Tuesday, May 05, 2009

Scientific publisher snookered by fake journal paid for by drug company

It sounds fairly dry, academic and dependable -- The Australasian Journal of Bone and Joint Medicine -- but it turns out that its publisher, Elsevier, the world’s leading scientific publisher allowed itself to be hoodwinked by Merck, the US pharmaceutical group.

According to a story in the Financial Times, the journal was presented as being independent, with an honorary editorial board of academics from Australia and New Zealand. But it contained reprinted articles from other journals concerning Merck’s medicines Fosamax and Vioxx without saying it was funded by the company.

The publication marks a fresh twist in tactics to promote medicines by pharmaceutical companies, which have long provided substantial income to academic journals by paying for large numbers of reprints of articles favourable to their drugs for distribution to doctors.

Elsevier, a worldwide company which has a Canadian division, is part of Reed Elsevier, and also publishes the Lancet the official journal of the British Medical Association and other specialist journals reaching more than 30 million scientists, students and health professionals worldwide.
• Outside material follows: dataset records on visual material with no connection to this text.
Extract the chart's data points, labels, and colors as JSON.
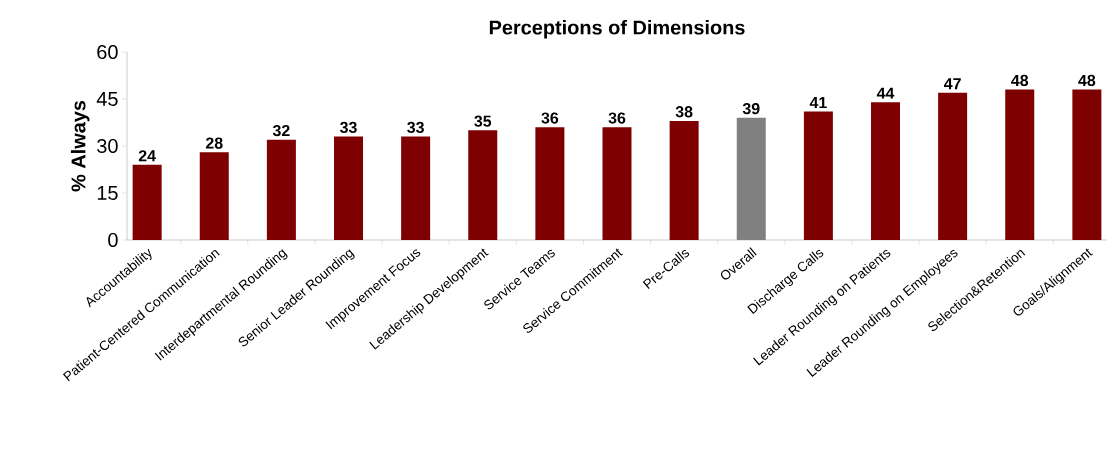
{
  "chart_data": {
    "type": "bar",
    "title": "Perceptions of Dimensions",
    "ylabel": "% Always",
    "categories": [
      "Accountability",
      "Patient-Centered Communication",
      "Interdepartmental Rounding",
      "Senior Leader Rounding",
      "Improvement Focus",
      "Leadership Development",
      "Service Teams",
      "Service Commitment",
      "Pre-Calls",
      "Overall",
      "Discharge Calls",
      "Leader Rounding on Patients",
      "Leader Rounding on Employees",
      "Selection&Retention",
      "Goals/Alignment"
    ],
    "values": [
      24,
      28,
      32,
      33,
      33,
      35,
      36,
      36,
      38,
      39,
      41,
      44,
      47,
      48,
      48
    ],
    "colors": [
      "#7f0000",
      "#7f0000",
      "#7f0000",
      "#7f0000",
      "#7f0000",
      "#7f0000",
      "#7f0000",
      "#7f0000",
      "#7f0000",
      "#808080",
      "#7f0000",
      "#7f0000",
      "#7f0000",
      "#7f0000",
      "#7f0000"
    ],
    "ylim": [
      0,
      60
    ],
    "yticks": [
      0,
      15,
      30,
      45,
      60
    ],
    "data_labels": true,
    "grid": false
  }
}
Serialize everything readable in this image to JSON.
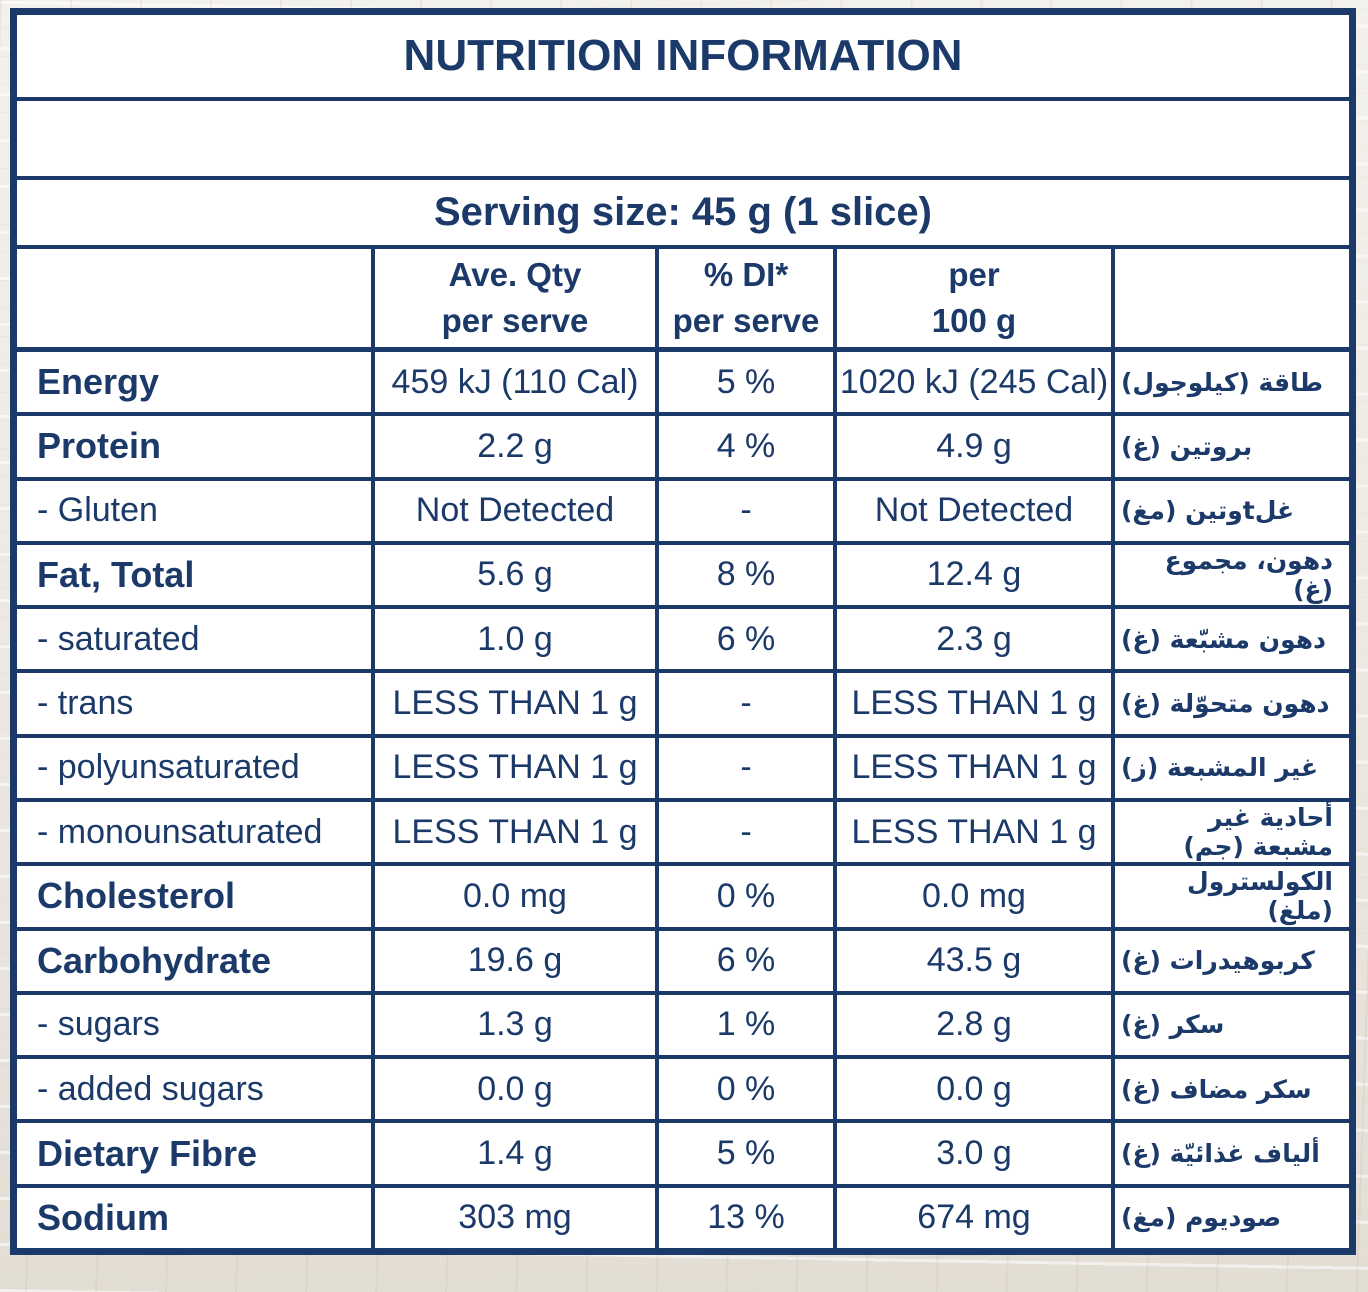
{
  "colors": {
    "navy": "#1c3a69",
    "table_bg": "#ffffff",
    "page_bg": "#e9e5dd"
  },
  "title": "NUTRITION INFORMATION",
  "serving": "Serving size: 45 g (1 slice)",
  "header": {
    "qty_l1": "Ave. Qty",
    "qty_l2": "per serve",
    "di_l1": "% DI*",
    "di_l2": "per serve",
    "per100_l1": "per",
    "per100_l2": "100 g"
  },
  "rows": [
    {
      "label": "Energy",
      "emphasis": true,
      "serve": "459 kJ (110 Cal)",
      "di": "5 %",
      "per100": "1020 kJ (245 Cal)",
      "ar": "طاقة (كيلوجول)"
    },
    {
      "label": "Protein",
      "emphasis": true,
      "serve": "2.2 g",
      "di": "4 %",
      "per100": "4.9 g",
      "ar": "بروتين (غ)"
    },
    {
      "label": "- Gluten",
      "emphasis": false,
      "serve": "Not Detected",
      "di": "-",
      "per100": "Not Detected",
      "ar": "غلtوتين (مغ)"
    },
    {
      "label": "Fat, Total",
      "emphasis": true,
      "serve": "5.6 g",
      "di": "8 %",
      "per100": "12.4 g",
      "ar": "دهون، مجموع (غ)"
    },
    {
      "label": "- saturated",
      "emphasis": false,
      "serve": "1.0 g",
      "di": "6 %",
      "per100": "2.3 g",
      "ar": "دهون مشبّعة (غ)"
    },
    {
      "label": "- trans",
      "emphasis": false,
      "serve": "LESS THAN 1 g",
      "di": "-",
      "per100": "LESS THAN 1 g",
      "ar": "دهون متحوّلة (غ)"
    },
    {
      "label": "- polyunsaturated",
      "emphasis": false,
      "serve": "LESS THAN 1 g",
      "di": "-",
      "per100": "LESS THAN 1 g",
      "ar": "غير المشبعة (ز)"
    },
    {
      "label": "- monounsaturated",
      "emphasis": false,
      "serve": "LESS THAN 1 g",
      "di": "-",
      "per100": "LESS THAN 1 g",
      "ar": "أحادية غير مشبعة (جم)"
    },
    {
      "label": "Cholesterol",
      "emphasis": true,
      "serve": "0.0 mg",
      "di": "0 %",
      "per100": "0.0 mg",
      "ar": "الكولسترول (ملغ)"
    },
    {
      "label": "Carbohydrate",
      "emphasis": true,
      "serve": "19.6 g",
      "di": "6 %",
      "per100": "43.5 g",
      "ar": "كربوهيدرات (غ)"
    },
    {
      "label": "- sugars",
      "emphasis": false,
      "serve": "1.3 g",
      "di": "1 %",
      "per100": "2.8 g",
      "ar": "سكر (غ)"
    },
    {
      "label": "- added sugars",
      "emphasis": false,
      "serve": "0.0 g",
      "di": "0 %",
      "per100": "0.0 g",
      "ar": "سكر مضاف (غ)"
    },
    {
      "label": "Dietary Fibre",
      "emphasis": true,
      "serve": "1.4 g",
      "di": "5 %",
      "per100": "3.0 g",
      "ar": "ألياف غذائيّة (غ)"
    },
    {
      "label": "Sodium",
      "emphasis": true,
      "serve": "303 mg",
      "di": "13 %",
      "per100": "674 mg",
      "ar": "صوديوم (مغ)"
    }
  ]
}
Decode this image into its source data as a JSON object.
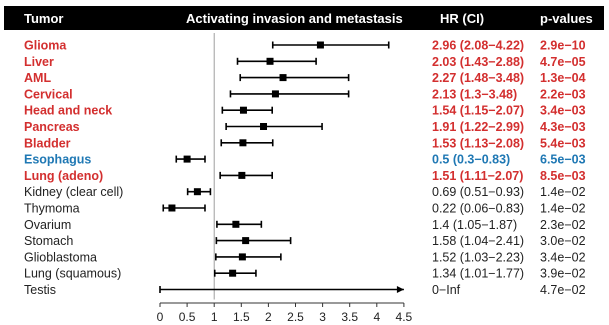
{
  "colors": {
    "header_bg": "#000000",
    "header_text": "#ffffff",
    "significant_high": "#d32f2f",
    "significant_low": "#1f78b4",
    "non_significant": "#222222",
    "ci_bar": "#000000",
    "reference_line": "#9e9e9e"
  },
  "header": {
    "tumor": "Tumor",
    "title": "Activating invasion and metastasis",
    "hr": "HR (CI)",
    "pvalue": "p-values"
  },
  "chart_data": {
    "type": "forest",
    "title": "Activating invasion and metastasis",
    "xlabel": "",
    "ylabel": "",
    "xlim": [
      0,
      4.5
    ],
    "xticks": [
      "0",
      "0.5",
      "1",
      "1.5",
      "2",
      "2.5",
      "3",
      "3.5",
      "4",
      "4.5"
    ],
    "reference_line": 1,
    "grid": false,
    "rows": [
      {
        "tumor": "Glioma",
        "hr": 2.96,
        "low": 2.08,
        "high": 4.22,
        "hr_text": "2.96 (2.08−4.22)",
        "p_text": "2.9e−10",
        "style": "high"
      },
      {
        "tumor": "Liver",
        "hr": 2.03,
        "low": 1.43,
        "high": 2.88,
        "hr_text": "2.03 (1.43−2.88)",
        "p_text": "4.7e−05",
        "style": "high"
      },
      {
        "tumor": "AML",
        "hr": 2.27,
        "low": 1.48,
        "high": 3.48,
        "hr_text": "2.27 (1.48−3.48)",
        "p_text": "1.3e−04",
        "style": "high"
      },
      {
        "tumor": "Cervical",
        "hr": 2.13,
        "low": 1.3,
        "high": 3.48,
        "hr_text": "2.13 (1.3−3.48)",
        "p_text": "2.2e−03",
        "style": "high"
      },
      {
        "tumor": "Head and neck",
        "hr": 1.54,
        "low": 1.15,
        "high": 2.07,
        "hr_text": "1.54 (1.15−2.07)",
        "p_text": "3.4e−03",
        "style": "high"
      },
      {
        "tumor": "Pancreas",
        "hr": 1.91,
        "low": 1.22,
        "high": 2.99,
        "hr_text": "1.91 (1.22−2.99)",
        "p_text": "4.3e−03",
        "style": "high"
      },
      {
        "tumor": "Bladder",
        "hr": 1.53,
        "low": 1.13,
        "high": 2.08,
        "hr_text": "1.53 (1.13−2.08)",
        "p_text": "5.4e−03",
        "style": "high"
      },
      {
        "tumor": "Esophagus",
        "hr": 0.5,
        "low": 0.3,
        "high": 0.83,
        "hr_text": "0.5 (0.3−0.83)",
        "p_text": "6.5e−03",
        "style": "low"
      },
      {
        "tumor": "Lung (adeno)",
        "hr": 1.51,
        "low": 1.11,
        "high": 2.07,
        "hr_text": "1.51 (1.11−2.07)",
        "p_text": "8.5e−03",
        "style": "high"
      },
      {
        "tumor": "Kidney (clear cell)",
        "hr": 0.69,
        "low": 0.51,
        "high": 0.93,
        "hr_text": "0.69 (0.51−0.93)",
        "p_text": "1.4e−02",
        "style": "ns"
      },
      {
        "tumor": "Thymoma",
        "hr": 0.22,
        "low": 0.06,
        "high": 0.83,
        "hr_text": "0.22 (0.06−0.83)",
        "p_text": "1.4e−02",
        "style": "ns"
      },
      {
        "tumor": "Ovarium",
        "hr": 1.4,
        "low": 1.05,
        "high": 1.87,
        "hr_text": "1.4 (1.05−1.87)",
        "p_text": "2.3e−02",
        "style": "ns"
      },
      {
        "tumor": "Stomach",
        "hr": 1.58,
        "low": 1.04,
        "high": 2.41,
        "hr_text": "1.58 (1.04−2.41)",
        "p_text": "3.0e−02",
        "style": "ns"
      },
      {
        "tumor": "Glioblastoma",
        "hr": 1.52,
        "low": 1.03,
        "high": 2.23,
        "hr_text": "1.52 (1.03−2.23)",
        "p_text": "3.4e−02",
        "style": "ns"
      },
      {
        "tumor": "Lung (squamous)",
        "hr": 1.34,
        "low": 1.01,
        "high": 1.77,
        "hr_text": "1.34 (1.01−1.77)",
        "p_text": "3.9e−02",
        "style": "ns"
      },
      {
        "tumor": "Testis",
        "hr": null,
        "low": 0,
        "high": null,
        "open_ended": true,
        "hr_text": "0−Inf",
        "p_text": "4.7e−02",
        "style": "ns"
      }
    ]
  }
}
The publisher became aware of the problem after 2005, but it was going on for several years before that. The matter has only now come to light as the result of a court case in Australia. Apparently it was not the only such custom pub masquerading as a scientific journal.

Merck described the publication as a “complimentary journal” containing articles about its drugs from peer-reviewed publications, which mentioned its funding for the studies and a “hypothetical cardiovascular risk” associated with Vioxx.

Four issues of the journal were last week described as a “marketing publication” which could easily be mistaken for a peer-reviewed medical journal by George Jelinek, a doctor, during testimony in a trial in Australia brought by a patient – who had suffered a heart attack after taking Vioxx – suing Merck. The claims were first picked up by The Scientist.